Supervised Learning Algorithms

Supervised Learning is like having a set of examples with all correct answers already provided.

Supervised Learning is like having a set of examples with all correct answers already provided.

Core Concept

Supervised learning trains models using labeled examples (like showing "this is a dog, this is a cat") so they can predict correct outputs for new, unseen data.

Supervised Learning: Train on labeled data (inputs with known outputs) to predict new outcomes.

  • Training Data: Examples with features (inputs) and labels (correct outputs).
  • Model: Learns the relationship between features and labels.
  • Evaluation & Generalization: Check accuracy and ability to predict unseen data.

Main Algorithms

  • Linear Regression → Predicts numbers with a best-fit line.
  • Logistic Regression → Classifies into categories using probabilities (e.g., spam/not spam).
  • Decision Trees → Uses yes/no questions to classify or predict.
  • Naive Bayes → Probability-based classification (often used for text, e.g., spam filters).
  • SVM (Support Vector Machines) → Finds the best boundary with maximum margin between classes.

Supervised Learning

By repeatedly showing data like this is dog and this is a cat the model will learn to distinguish these animals based on their characteristics, such as shape, size and color. So they are fed large datasets of labeled examples and they use this data to train the model so that it can predict the labels for new examples.

Training Data This is the labeled dataset used to train the ML model. The quality and quantity of the training data is very important for the model's accuracy.

Features Characteristics of data we server as input to the model. These datasets contain input features with corresponding output labels. Again the quality and quantity of the training data determines the accuracy of the model.

Label Labels are the know outcomes associated with each data point in training sets. They are the correct answer which the model should predict.

Model A mathematical representation of the relationship between the features and labels. Its like a function taking features as input and outputs predictions for the label

Evaluation Assessing the model's performance to determine its accuracy and its ability to generate new data.

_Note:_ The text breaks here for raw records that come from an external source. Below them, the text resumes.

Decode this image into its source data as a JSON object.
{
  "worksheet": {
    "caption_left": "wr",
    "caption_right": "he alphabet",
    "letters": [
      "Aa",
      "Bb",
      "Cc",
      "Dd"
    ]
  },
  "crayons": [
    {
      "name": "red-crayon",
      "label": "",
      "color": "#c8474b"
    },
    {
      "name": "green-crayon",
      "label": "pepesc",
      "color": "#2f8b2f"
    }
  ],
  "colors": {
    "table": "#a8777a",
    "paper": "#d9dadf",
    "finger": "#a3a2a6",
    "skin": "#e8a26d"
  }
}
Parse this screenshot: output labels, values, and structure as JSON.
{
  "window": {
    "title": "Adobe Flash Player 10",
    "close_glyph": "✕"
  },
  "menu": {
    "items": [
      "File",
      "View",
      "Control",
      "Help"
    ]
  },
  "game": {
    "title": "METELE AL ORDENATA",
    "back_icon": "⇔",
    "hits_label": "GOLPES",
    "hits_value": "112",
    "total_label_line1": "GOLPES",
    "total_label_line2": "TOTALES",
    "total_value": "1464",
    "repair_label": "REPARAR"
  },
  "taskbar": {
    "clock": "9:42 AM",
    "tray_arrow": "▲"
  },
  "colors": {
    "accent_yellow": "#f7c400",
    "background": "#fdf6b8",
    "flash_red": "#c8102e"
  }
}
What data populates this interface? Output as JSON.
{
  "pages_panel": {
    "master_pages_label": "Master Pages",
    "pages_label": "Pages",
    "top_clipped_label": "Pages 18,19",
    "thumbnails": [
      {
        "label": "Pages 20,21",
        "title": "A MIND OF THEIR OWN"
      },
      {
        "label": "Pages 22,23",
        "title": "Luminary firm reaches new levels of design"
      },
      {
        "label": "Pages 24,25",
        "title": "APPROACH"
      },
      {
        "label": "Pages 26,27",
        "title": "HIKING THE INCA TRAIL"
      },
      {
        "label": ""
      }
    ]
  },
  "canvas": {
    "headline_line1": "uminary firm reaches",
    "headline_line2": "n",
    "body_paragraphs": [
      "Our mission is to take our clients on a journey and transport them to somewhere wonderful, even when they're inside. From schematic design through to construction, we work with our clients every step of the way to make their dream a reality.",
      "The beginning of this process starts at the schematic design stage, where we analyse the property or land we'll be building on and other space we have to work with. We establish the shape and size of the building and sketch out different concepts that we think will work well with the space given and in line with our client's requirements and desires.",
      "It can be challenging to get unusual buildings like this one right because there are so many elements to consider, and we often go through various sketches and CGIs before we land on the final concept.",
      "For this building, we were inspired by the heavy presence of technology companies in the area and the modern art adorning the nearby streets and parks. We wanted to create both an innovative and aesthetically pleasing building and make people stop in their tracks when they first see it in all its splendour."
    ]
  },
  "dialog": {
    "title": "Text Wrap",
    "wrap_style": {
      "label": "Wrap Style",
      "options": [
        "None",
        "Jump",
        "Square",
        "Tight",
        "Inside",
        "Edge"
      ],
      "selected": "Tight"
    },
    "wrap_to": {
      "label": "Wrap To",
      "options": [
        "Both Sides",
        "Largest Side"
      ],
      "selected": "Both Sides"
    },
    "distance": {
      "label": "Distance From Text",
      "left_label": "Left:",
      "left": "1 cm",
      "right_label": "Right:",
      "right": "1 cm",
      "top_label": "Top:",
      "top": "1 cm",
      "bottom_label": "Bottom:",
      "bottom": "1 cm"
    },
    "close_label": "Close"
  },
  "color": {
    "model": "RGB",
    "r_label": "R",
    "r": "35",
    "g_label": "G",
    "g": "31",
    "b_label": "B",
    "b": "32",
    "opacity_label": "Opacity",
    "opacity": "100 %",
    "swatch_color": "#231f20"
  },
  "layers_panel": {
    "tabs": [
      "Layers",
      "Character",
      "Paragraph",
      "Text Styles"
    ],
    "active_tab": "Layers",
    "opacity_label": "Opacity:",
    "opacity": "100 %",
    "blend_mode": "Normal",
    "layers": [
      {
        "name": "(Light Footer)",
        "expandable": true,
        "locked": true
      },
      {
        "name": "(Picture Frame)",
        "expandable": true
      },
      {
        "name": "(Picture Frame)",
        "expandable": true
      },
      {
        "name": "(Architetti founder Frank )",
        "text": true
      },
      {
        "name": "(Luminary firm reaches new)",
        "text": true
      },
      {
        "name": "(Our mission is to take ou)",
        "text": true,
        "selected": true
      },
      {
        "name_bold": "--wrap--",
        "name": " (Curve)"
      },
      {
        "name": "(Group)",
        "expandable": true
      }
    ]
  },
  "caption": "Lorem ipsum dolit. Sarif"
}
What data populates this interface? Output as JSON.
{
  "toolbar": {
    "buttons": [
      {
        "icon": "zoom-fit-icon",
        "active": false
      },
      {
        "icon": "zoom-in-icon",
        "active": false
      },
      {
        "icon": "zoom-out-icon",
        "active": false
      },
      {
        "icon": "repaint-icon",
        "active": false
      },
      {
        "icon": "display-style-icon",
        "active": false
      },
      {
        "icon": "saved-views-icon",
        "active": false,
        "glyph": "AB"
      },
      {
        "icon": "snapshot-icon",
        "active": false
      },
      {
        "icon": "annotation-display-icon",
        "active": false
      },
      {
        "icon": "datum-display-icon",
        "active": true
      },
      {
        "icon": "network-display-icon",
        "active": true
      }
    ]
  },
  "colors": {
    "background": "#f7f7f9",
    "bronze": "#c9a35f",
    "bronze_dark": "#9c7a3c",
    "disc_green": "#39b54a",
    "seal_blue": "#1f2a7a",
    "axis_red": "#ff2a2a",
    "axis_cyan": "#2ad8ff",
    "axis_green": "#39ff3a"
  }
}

Generalization The model's ability to accurately predict new outcomes for new unseen data.

Linear Regression

An algorithm that predicts numbers by finding the straight line that best fits the data. The algorithm draws a line through data points that minimizes errors between predicted and actual values. It assumes that when one thing changes, the other changes proportionally. For example to predicts house prizes on size, linear regression finds the best straight line showing how price increases as size increases. Once you have this line, you can predict any house's price by looking at its size.

A linear equation represents the relationship between them:

y = mx + c

Multiple Linear Regression

y = b0 + b1x1 + b2x2 + ... + bnxn

Logistic Regression

Logistic Regression is used for classification (sorting things into categories), not predicting numbers like regular regression. Predicts which of two categories something belongs to like spam/not spam, yes/no, or pass/fail. Instead of drawing a straight line, it calculates the probability (chance) that something belongs to each category. The result is always between 0% and 100%.

To predict if an email is spam, logistic regression looks at features like sender, subject line, and content. It then gives a probability like "85% chance this is spam." If the probability is over 50%, it classifies the email as spam.

It uses the mathematical function sigmoid.

P(x) = 1 / (1 + e^-z)

Decision Trees

Decision Trees are supervised learning algorithms used for classifications and regressions tasks. They create easy to understand models that make predictions by following simple decision rules learned from data features. It makes predictions by asking yes or no questions about the data leading to a final decision. So as in weather it would ask, Its it sunny? Is it Windy?.

It uses Gini Impurity to measure probabilty

Gini(S) = 1 - Σ (pi)^2

Entropy to measure disorder

Entropy(S) = - Σ pi * log2(pi)

Naive Bayes

Naive Bayes is a classification algorithm that uses probability to make predictions. It's based on Bayes' theorem, which calculates the probability of something happening based on prior knowledge and new evidence. Naive Bayes looks at words in an email and calculates. "What's the probability this email is spam given that it contains words like 'free,' 'money,' and 'click here'?"

P(A|B) = [P(B|A) * P(A)] / P(B)

Support Vector Machines (SVMs)

Algorithms for classification and regression tasks. They excel at handling complex, high-dimensional data by finding the best line or boundary to separate different classes of data. The key idea is to place this boundary so that it has the largest possible margin the space between the boundary and the closest data points (called support vectors). Bigger margin makes models more reliable.